Accertamento della disabilità: come funziona il nuovo percorso e a chi si applica

Sono in vigore le nuove modalità per l’accertamento sanitario della disabilità nelle province interessate dalla sperimentazione della riforma. Le procedure cambiano in base alla situazione della persona e prevedono due percorsi distinti.

Minori, adulti e anziani dai 70 anni in su autosufficienti

Per questa categoria è previsto il nuovo iter sperimentale, che dal 1° gennaio 2027 sarà esteso a tutte le province italiane.

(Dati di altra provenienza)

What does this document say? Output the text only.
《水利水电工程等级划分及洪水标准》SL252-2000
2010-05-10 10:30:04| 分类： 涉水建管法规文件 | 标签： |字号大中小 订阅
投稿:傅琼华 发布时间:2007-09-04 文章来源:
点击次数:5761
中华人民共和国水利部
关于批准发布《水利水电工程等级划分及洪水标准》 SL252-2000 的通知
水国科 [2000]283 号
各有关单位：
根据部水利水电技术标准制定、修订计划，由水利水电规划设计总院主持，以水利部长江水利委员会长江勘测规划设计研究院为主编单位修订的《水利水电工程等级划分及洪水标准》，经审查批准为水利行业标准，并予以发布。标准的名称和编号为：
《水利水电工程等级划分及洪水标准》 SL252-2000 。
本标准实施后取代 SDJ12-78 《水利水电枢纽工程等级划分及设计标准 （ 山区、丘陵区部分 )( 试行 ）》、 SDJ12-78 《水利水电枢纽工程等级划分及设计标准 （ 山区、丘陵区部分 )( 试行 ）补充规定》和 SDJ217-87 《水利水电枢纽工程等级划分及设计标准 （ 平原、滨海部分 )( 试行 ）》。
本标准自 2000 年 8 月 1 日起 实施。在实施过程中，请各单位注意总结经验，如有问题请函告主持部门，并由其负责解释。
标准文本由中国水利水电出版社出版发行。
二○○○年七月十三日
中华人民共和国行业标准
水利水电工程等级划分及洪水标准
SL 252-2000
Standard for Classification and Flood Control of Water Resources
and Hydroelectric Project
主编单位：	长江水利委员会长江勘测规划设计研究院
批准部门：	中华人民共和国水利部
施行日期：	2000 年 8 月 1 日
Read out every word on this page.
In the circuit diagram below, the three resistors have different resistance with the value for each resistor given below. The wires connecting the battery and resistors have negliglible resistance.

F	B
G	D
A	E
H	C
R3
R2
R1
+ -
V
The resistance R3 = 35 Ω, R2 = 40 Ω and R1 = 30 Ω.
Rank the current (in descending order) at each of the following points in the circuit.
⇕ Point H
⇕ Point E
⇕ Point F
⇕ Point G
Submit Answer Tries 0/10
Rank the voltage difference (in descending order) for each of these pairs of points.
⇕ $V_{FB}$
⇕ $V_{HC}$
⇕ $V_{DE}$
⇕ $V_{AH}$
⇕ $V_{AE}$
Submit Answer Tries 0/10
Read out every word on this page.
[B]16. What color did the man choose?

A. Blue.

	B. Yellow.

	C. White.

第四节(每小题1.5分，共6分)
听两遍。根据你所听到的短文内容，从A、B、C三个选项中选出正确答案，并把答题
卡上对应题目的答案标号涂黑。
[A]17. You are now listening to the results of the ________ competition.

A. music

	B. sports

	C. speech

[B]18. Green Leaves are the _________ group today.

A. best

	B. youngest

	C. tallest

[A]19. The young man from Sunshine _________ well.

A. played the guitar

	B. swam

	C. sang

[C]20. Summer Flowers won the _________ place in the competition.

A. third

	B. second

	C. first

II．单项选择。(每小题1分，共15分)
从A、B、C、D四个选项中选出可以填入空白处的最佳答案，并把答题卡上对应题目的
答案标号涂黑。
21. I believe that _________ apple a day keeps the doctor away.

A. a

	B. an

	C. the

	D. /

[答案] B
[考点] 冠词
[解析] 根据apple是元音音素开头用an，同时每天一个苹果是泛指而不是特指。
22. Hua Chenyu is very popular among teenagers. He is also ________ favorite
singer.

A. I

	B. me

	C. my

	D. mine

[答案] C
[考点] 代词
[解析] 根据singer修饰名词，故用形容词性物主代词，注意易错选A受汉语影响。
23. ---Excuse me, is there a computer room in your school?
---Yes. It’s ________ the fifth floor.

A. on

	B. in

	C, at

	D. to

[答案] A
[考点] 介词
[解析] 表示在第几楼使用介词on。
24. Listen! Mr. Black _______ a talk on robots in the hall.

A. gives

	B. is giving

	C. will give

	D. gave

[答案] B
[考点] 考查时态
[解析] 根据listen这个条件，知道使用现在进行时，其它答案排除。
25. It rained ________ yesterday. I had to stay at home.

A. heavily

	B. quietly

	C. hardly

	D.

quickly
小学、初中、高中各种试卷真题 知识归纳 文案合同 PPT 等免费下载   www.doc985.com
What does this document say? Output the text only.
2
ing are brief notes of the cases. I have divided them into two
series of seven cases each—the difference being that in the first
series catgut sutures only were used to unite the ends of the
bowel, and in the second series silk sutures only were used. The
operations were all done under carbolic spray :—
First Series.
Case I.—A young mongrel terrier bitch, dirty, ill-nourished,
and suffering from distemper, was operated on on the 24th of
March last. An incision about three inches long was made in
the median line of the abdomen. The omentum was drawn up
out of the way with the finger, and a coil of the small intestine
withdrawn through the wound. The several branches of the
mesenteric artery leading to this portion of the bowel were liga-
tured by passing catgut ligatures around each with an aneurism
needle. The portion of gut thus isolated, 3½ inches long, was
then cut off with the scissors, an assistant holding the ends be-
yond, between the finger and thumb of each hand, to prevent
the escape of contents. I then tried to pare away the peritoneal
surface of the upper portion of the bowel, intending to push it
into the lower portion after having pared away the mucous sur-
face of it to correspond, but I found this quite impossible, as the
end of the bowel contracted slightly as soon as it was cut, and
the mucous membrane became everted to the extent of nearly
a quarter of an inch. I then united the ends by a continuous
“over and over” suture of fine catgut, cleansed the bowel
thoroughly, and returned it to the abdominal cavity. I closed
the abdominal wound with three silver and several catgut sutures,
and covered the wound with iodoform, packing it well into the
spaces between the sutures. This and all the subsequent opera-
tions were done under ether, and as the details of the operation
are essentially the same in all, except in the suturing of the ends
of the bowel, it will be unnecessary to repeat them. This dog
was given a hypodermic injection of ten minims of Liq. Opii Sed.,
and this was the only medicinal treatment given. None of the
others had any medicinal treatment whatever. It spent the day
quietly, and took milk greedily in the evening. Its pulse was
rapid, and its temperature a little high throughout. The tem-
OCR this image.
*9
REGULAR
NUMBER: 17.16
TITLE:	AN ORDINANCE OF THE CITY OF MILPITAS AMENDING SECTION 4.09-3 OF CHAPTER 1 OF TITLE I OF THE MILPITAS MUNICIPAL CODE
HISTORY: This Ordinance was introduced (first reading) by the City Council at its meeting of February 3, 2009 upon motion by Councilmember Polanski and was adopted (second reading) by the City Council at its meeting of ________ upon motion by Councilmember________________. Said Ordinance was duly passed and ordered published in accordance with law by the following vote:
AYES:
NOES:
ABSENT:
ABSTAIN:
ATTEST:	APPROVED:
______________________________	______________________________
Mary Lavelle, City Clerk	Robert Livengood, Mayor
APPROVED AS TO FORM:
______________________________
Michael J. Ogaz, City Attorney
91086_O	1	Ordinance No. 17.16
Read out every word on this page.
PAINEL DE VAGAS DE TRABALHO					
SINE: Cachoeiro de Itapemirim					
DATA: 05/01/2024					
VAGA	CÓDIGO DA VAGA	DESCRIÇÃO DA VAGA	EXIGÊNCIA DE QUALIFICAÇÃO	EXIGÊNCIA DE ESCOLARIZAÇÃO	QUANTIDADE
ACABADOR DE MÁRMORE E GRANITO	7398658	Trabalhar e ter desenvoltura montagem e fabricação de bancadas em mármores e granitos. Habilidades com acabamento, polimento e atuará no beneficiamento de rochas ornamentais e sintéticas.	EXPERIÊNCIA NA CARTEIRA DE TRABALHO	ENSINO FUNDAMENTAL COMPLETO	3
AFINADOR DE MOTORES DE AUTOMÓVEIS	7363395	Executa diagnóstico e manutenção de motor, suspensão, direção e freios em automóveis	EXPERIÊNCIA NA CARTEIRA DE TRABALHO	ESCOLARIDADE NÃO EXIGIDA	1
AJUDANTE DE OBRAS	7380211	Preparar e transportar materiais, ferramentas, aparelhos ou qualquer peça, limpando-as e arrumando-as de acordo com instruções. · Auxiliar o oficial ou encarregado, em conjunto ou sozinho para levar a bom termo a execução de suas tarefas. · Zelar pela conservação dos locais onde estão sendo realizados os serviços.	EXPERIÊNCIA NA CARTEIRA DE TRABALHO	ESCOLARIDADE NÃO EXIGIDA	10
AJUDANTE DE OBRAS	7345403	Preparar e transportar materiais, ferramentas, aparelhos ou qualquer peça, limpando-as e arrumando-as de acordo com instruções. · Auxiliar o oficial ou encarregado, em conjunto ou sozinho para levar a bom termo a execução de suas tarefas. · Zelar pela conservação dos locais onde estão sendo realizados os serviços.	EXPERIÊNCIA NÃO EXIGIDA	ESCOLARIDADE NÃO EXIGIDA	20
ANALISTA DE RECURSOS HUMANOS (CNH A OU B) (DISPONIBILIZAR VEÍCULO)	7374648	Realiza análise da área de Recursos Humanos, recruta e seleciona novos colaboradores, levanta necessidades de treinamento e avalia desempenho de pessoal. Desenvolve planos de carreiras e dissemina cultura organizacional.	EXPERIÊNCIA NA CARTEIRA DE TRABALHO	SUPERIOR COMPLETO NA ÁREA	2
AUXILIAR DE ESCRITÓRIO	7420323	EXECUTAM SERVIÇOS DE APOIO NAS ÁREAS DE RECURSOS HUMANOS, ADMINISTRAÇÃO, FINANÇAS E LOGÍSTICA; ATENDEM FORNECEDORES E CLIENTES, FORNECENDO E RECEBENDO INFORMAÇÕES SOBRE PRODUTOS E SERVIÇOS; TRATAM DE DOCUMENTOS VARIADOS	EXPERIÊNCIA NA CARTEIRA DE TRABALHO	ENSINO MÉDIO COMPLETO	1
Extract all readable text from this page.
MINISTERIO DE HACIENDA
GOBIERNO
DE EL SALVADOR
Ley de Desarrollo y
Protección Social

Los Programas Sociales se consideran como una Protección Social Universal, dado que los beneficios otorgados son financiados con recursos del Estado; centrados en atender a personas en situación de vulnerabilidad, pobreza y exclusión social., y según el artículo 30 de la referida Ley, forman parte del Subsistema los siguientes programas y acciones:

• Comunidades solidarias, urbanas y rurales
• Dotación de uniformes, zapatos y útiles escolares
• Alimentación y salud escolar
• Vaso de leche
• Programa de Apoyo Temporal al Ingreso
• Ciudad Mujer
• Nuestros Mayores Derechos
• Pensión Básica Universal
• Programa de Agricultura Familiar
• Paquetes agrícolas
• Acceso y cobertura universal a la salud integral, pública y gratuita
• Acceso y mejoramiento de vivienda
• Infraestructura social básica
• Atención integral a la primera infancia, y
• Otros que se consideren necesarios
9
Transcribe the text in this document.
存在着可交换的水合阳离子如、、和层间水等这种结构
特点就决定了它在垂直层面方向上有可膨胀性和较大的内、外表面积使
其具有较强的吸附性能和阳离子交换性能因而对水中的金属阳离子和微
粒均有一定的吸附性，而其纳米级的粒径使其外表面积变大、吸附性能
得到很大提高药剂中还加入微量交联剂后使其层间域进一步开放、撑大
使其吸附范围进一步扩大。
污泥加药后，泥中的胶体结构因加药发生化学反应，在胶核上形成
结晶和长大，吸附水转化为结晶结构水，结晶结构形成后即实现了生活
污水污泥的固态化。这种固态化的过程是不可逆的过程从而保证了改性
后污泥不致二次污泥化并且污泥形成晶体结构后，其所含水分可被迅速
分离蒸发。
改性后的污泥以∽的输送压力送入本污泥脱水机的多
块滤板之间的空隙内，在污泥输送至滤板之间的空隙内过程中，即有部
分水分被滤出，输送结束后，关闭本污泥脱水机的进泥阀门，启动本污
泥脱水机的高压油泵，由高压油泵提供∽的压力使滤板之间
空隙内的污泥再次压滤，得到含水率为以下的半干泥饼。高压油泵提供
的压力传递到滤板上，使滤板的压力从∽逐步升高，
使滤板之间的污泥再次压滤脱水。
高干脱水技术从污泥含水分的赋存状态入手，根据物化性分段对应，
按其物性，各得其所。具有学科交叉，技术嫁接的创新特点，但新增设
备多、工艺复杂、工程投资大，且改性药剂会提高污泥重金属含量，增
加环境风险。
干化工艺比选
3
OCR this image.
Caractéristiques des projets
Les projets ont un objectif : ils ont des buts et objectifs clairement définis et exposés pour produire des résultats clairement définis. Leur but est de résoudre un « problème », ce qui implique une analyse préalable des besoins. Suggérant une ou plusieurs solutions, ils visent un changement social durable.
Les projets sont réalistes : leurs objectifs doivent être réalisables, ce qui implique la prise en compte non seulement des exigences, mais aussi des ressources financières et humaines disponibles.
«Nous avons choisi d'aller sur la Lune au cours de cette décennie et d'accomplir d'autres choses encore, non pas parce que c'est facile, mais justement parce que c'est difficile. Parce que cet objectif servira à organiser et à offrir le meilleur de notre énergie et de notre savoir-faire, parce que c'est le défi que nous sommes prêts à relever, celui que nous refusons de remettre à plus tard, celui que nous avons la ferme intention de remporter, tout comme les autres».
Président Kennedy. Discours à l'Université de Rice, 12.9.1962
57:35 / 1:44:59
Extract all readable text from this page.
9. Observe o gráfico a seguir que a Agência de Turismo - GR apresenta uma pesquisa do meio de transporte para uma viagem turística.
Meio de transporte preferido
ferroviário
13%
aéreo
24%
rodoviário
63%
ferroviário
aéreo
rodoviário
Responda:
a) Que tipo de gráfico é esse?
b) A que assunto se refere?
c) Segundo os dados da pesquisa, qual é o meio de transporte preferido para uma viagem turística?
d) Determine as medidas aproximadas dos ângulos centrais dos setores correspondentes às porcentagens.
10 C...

Il percorso prevede tre passaggi:

  1. Rivolgersi al medico certificatore (ad esempio il medico di medicina generale), che trasmette all’INPS il certificato introduttivo.
  2. Non è necessario presentare la domanda amministrativa. Sarà invece richiesto di comunicare direttamente all’INPS i dati socioeconomici necessari (redditi, IBAN, eventuali ricoveri e altre informazioni utili all’erogazione delle prestazioni economiche).
  3. L’INPS convocherà l’interessato per la visita e invierà successivamente il verbale con l’esito dell’accertamento.

Anziani dai 70 anni in su non autosufficienti

Per gli over 70 non autosufficienti, questo percorso è già operativo dal 1° giugno 2026 in tutte le province italiane.

L’iter è il seguente:

  1. Il medico certificatore valuta la condizione di non autosufficienza, compila il certificato introduttivo e lo trasmette all’INPS.
  2. Entro 90 giorni dalla certificazione medica è necessario presentare la domanda amministrativa all’INPS.
  3. Il richiedente sarà convocato per la visita dalla Commissione medica dell’ASL oppure dal Centro medico legale dell’INPS, secondo l’organizzazione territoriale.
  4. Al termine della procedura, l’INPS invierà a domicilio il verbale con l’esito della valutazione.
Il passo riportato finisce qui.